Private Cloud (AKA, On-Prem):
In lieu of some of the issues mentioned above, an organization may want more control over their environment and set up a dedicated, private network located either on-premise or at a remote site. Many times, when eDiscovery vendors talk about an “On-Prem” deployment, they may actually mean installing the solution on the user’s private cloud.
This definitely brings control of eDiscovery data wholly onto the organization, which is an added benefit from a security and control standpoint. However, for many, the burden of having to maintain an in-house system is heavy. Managing upgrades to software as well as hardware, while trying to recover costs, maintaining an IT team that understands the needs of the legal department, while being challenged with the ability to scale in the face of ever-growing datasets, as well as the liability of securing against hacks and data breaches, can be draining on both personnel and financial resources.

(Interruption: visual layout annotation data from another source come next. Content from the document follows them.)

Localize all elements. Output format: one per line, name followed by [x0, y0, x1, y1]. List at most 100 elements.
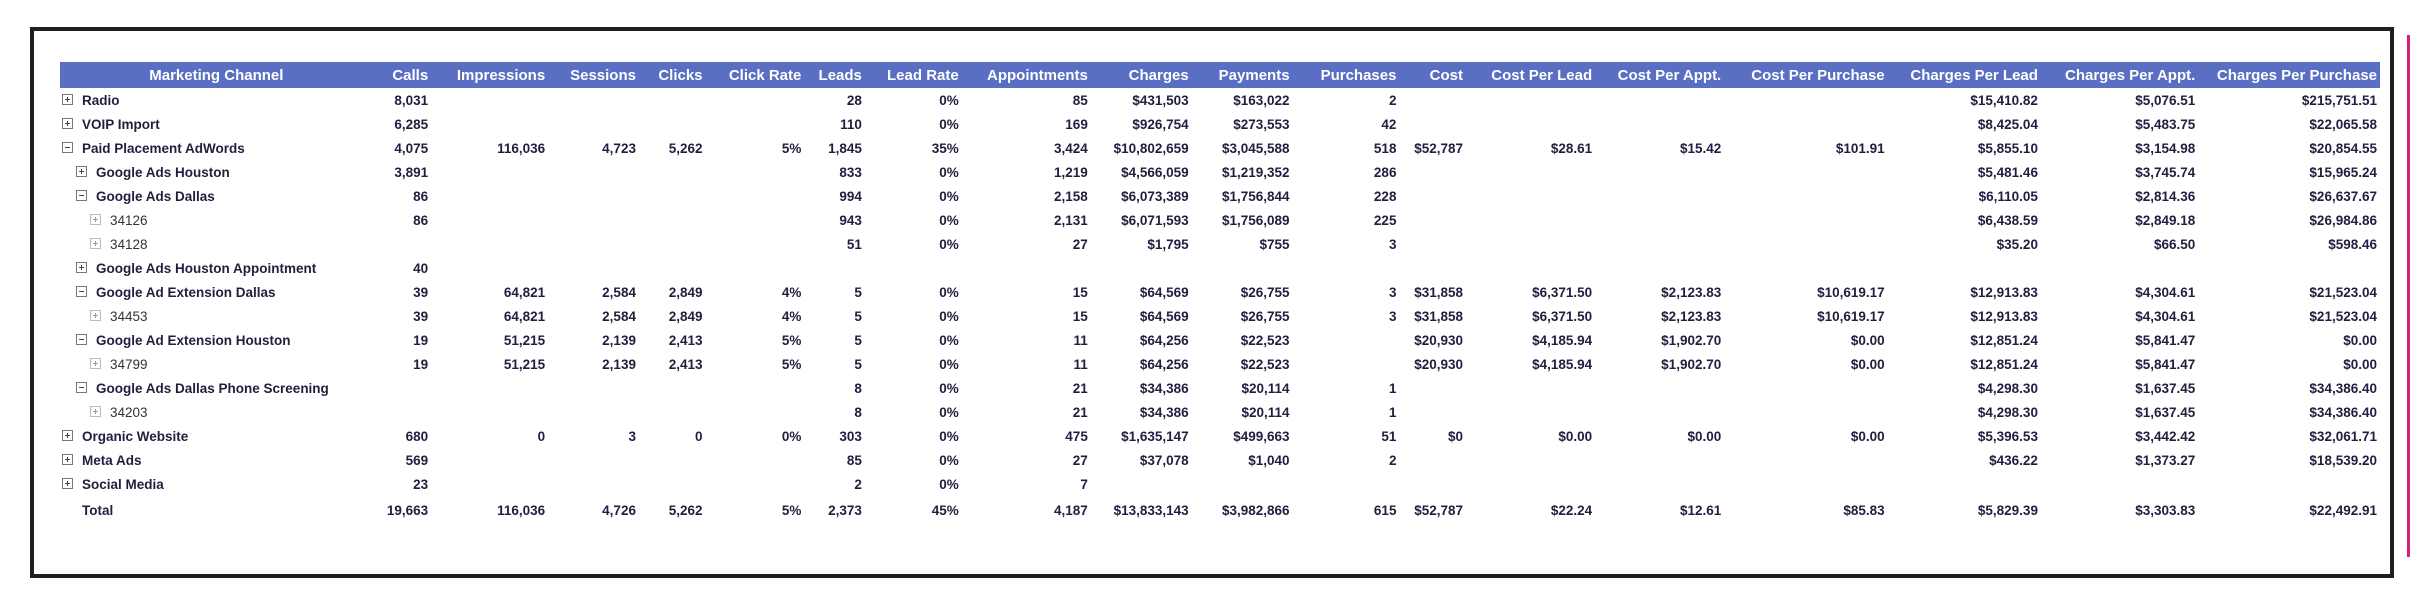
column-header[interactable]: Charges Per Purchase [2198, 62, 2380, 88]
value-cell: $3,442.42 [2135, 428, 2196, 444]
column-header[interactable]: Cost Per Purchase [1724, 62, 1888, 88]
value-cell: $64,569 [1139, 284, 1189, 300]
expand-icon[interactable] [90, 358, 101, 370]
value-cell: 569 [405, 452, 429, 468]
value-cell: $26,755 [1240, 284, 1290, 300]
value-cell: $6,371.50 [1532, 284, 1593, 300]
column-header[interactable]: Cost Per Appt. [1595, 62, 1725, 88]
column-header[interactable]: Lead Rate [864, 62, 962, 88]
value-cell: $101.91 [1835, 140, 1885, 156]
value-cell [1399, 208, 1466, 232]
value-cell: 5% [781, 332, 802, 348]
expand-icon[interactable] [62, 94, 73, 106]
value-cell [706, 184, 805, 208]
collapse-icon[interactable] [76, 334, 87, 346]
value-cell: 45% [931, 502, 959, 518]
value-cell: $31,858 [1414, 308, 1464, 324]
value-cell [1595, 112, 1724, 136]
value-cell: 35% [931, 140, 959, 156]
table-row: 34799 19 51,215 2,139 2,413 5% 5 0% 11 $64,256 $22… [60, 352, 2380, 376]
value-cell [706, 256, 805, 280]
value-cell: $6,110.05 [1978, 188, 2038, 204]
value-cell: $3,303.83 [2135, 502, 2196, 518]
value-cell: 5,262 [668, 140, 703, 156]
value-cell: $18,539.20 [2309, 452, 2377, 468]
channel-cell: VOIP Import [60, 112, 373, 136]
value-cell: $12,851.24 [1970, 356, 2038, 372]
value-cell: 680 [405, 428, 429, 444]
value-cell: $273,553 [1233, 116, 1290, 132]
expand-icon[interactable] [90, 310, 101, 322]
column-header[interactable]: Clicks [638, 62, 706, 88]
value-cell [431, 400, 548, 424]
expand-icon[interactable] [62, 454, 73, 466]
column-header[interactable]: Appointments [961, 62, 1091, 88]
value-cell [639, 232, 706, 256]
value-cell [431, 160, 548, 184]
column-header[interactable]: Payments [1191, 62, 1293, 88]
expand-icon[interactable] [76, 262, 87, 274]
expand-icon[interactable] [62, 118, 73, 130]
value-cell: 4,723 [602, 140, 636, 156]
value-cell [1466, 376, 1595, 400]
column-header[interactable]: Marketing Channel [60, 62, 373, 88]
value-cell: 5 [854, 308, 862, 324]
value-cell: 2 [854, 476, 862, 492]
value-cell: 39 [413, 308, 429, 324]
value-cell [804, 256, 865, 280]
column-header[interactable]: Charges [1090, 62, 1192, 88]
value-cell: 0% [939, 236, 959, 252]
column-header[interactable]: Sessions [548, 62, 639, 88]
collapse-icon[interactable] [76, 382, 87, 394]
value-cell: 0 [537, 428, 546, 444]
value-cell: 2,413 [668, 356, 703, 372]
value-cell [1399, 184, 1466, 208]
value-cell [1724, 184, 1887, 208]
column-header[interactable]: Leads [804, 62, 865, 88]
value-cell [1595, 208, 1724, 232]
value-cell: 51 [846, 236, 862, 252]
column-header[interactable]: Cost Per Lead [1466, 62, 1596, 88]
expand-icon[interactable] [90, 214, 101, 226]
value-cell: $15,410.82 [1970, 92, 2038, 108]
collapse-icon[interactable] [62, 142, 73, 154]
value-cell [1888, 256, 2041, 280]
value-cell: 1,219 [1054, 164, 1088, 180]
expand-icon[interactable] [62, 478, 73, 490]
value-cell [1724, 160, 1887, 184]
column-header[interactable]: Impressions [431, 62, 549, 88]
value-cell: 4,726 [602, 502, 636, 518]
expand-icon[interactable] [76, 166, 87, 178]
value-cell: 3 [628, 428, 636, 444]
value-cell: 303 [839, 428, 862, 444]
column-header[interactable]: Charges Per Lead [1887, 62, 2041, 88]
value-cell: 5 [854, 284, 862, 300]
value-cell: 2,413 [668, 332, 703, 348]
value-cell [639, 376, 706, 400]
table-row: Google Ads Houston Appointment 40 [60, 256, 2380, 280]
column-header[interactable]: Cost [1399, 62, 1467, 88]
value-cell: 5% [781, 140, 802, 156]
value-cell [1091, 472, 1192, 496]
value-cell: $32,061.71 [2309, 428, 2377, 444]
column-header[interactable]: Click Rate [705, 62, 805, 88]
column-header[interactable]: Purchases [1292, 62, 1400, 88]
expand-icon[interactable] [62, 430, 73, 442]
value-cell [639, 472, 706, 496]
value-cell: $22,492.91 [2309, 502, 2377, 518]
column-header[interactable]: Charges Per Appt. [2040, 62, 2199, 88]
column-header[interactable]: Calls [372, 62, 432, 88]
expand-icon[interactable] [90, 238, 101, 250]
collapse-icon[interactable] [76, 190, 87, 202]
value-cell [548, 232, 639, 256]
expand-icon[interactable] [90, 406, 101, 418]
value-cell [431, 448, 548, 472]
collapse-icon[interactable] [76, 286, 87, 298]
value-cell: $1,637.45 [2135, 404, 2196, 420]
value-cell: $52,787 [1414, 502, 1464, 518]
value-cell: 8,031 [394, 92, 429, 108]
value-cell: 475 [1065, 428, 1088, 444]
value-cell: $64,256 [1139, 356, 1189, 372]
value-cell: $21,523.04 [2309, 308, 2377, 324]
value-cell [373, 400, 432, 424]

Hybrid eDiscovery: The Ipro Cloud
If only there was a hybrid of the two cloud options, one with the scalability and easy management of a public cloud, but with the control and security of a private cloud. And even better, what if that cloud was created and managed by people who not only understand the unique needs of eDiscovery but are dedicated to you?
That’s not just any cloud, but the Ipro Cloud. It gives you the flexibility to run your own environment on a private cloud managed by the creators of the eDiscovery software you’re using. Ipro teams speak the same language as your legal team and act as your eDiscovery dedicated IT department.
You also get the scalability of a public cloud with the control and security of a private cloud, utilizing Ipro’s decades of IT and industry experience running and operating the largest of client-environments. Unlike large public clouds, the only data hosted here is related to eDiscovery, all housed in a state-of-the-art data center with limited employee access to sensitive data, as well as a lower profile when it comes to targeted hacks. And hosting fees on the Ipro Cloud are a fraction of those on public clouds.
While you can secure and fully manage your own environment in the Ipro Cloud, you also get the benefit of a true technology partner and let Ipro’s services team do this for you. Ipro’s services team has been in your shoes and know the pain points and urgency of eDiscovery. Clients return again and again, because we specialize in building customized workflows for both simple and complex cases, while using our technology and advanced analytics to speed up processes through review with a focus on delivering quality results.
Proven Client Success:
Ipro is a 30-year legal technology veteran and hosts some of the biggest corporations and law firms in its cloud. One of them is Chamberlain Hrdlicka, a diversified business law firm with offices in Atlanta, Houston, Philadelphia, and San Antonio. In a recent case study, they said, “The Ipro eDiscovery Suite ultimately improved our firm’s ability to produce higher quality, streamlined reviews and provided the flexibility to handle cases of any size. Using Ipro, we were able to increase caseload by hosting over 330 cases and 40TB of data, while still working fewer hours and maintaining a small team. The workflows are well thought out and the system is intuitive to use, which minimized the learning curve for our technical staff, support personnel and attorneys as they adopted the system.”